Oggi parliamo di trebbiano, quello toscano, un vitigno che appartiene alla storia ampelografica della Toscana e d’Italia. Il trebbiano toscano non è mai stato considerato un primo attore e per molti anni si è quasi nascosto nelle personalità caratteriali di uve che offrivano più appeal di profumo e di gusto, quasi come il “brutto anatroccolo” della fiaba di Andersen.
Ogni favola però ha una conclusione felice e anche per il trebbiano si sta avvicinando, né e testimonianza un vino prodotto dalla famiglia Caputo dalle vigne dello storico Podere Pellicciano a San Miniato: il vino si chiama Fonte Vivo. Il trebbiano è raccolto manualmente e prima di avviare la vinificazione è appassito nel fruttaio per circa 40-45 giorni, la fermentazione avviene con macerazione, cioè con contatto di bucce, per rifornire di sostanze coloranti, aromatiche e strutturali il vino, il tempo complessivo di contatto è di cento giorni.
L’intento è di caratterizzare l’essenza della personalità del vitigno, sottraendogli il meglio della purezza che può offrire. Prima dell’imbottigliamento sosta un anno in vasche di cemento, poi si affina in vetro per dodici mesi. Una volta nel calice, il Trebbiano Fonte Vivo 2020 brilla di ambra chiara dai riflessi dorati.
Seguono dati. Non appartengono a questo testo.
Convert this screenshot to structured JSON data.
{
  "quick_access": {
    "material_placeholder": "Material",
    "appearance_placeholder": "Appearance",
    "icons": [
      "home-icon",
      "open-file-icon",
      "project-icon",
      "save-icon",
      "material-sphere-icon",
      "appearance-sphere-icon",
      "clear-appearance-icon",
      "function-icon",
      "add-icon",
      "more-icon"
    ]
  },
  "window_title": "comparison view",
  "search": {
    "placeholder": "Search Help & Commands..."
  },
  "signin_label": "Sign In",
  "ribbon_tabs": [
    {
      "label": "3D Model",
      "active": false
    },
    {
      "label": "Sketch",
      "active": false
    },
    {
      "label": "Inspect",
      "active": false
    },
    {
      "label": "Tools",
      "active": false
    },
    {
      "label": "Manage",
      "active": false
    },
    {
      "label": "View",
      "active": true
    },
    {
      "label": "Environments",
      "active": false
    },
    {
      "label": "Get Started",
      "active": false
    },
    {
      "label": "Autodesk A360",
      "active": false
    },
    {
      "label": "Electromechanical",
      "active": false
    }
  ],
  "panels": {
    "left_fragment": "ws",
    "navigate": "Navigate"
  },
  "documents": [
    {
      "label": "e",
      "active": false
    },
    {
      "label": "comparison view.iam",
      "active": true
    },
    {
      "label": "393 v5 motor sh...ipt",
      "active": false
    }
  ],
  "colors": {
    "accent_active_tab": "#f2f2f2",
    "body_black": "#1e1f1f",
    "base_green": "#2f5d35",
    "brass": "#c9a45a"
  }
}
Ha immediatezza floreale di ginestra, camomilla e tarassaco per svelare, gradualmente, ampia complessità di marmellata di arancia, fieno greco, lievità di curry e curcuma. Ha un’appagante freschezza mentolata che si allunga su una mirabile sapidità agrumata, corroborata dalla delicatissima eleganza di un soffio tannico. È vino con nobiltà da tartufo bianco di San Miniato; uovo, tagliolini e perfino fonduta. Da brutto anatroccolo s’è fatto cigno bianco.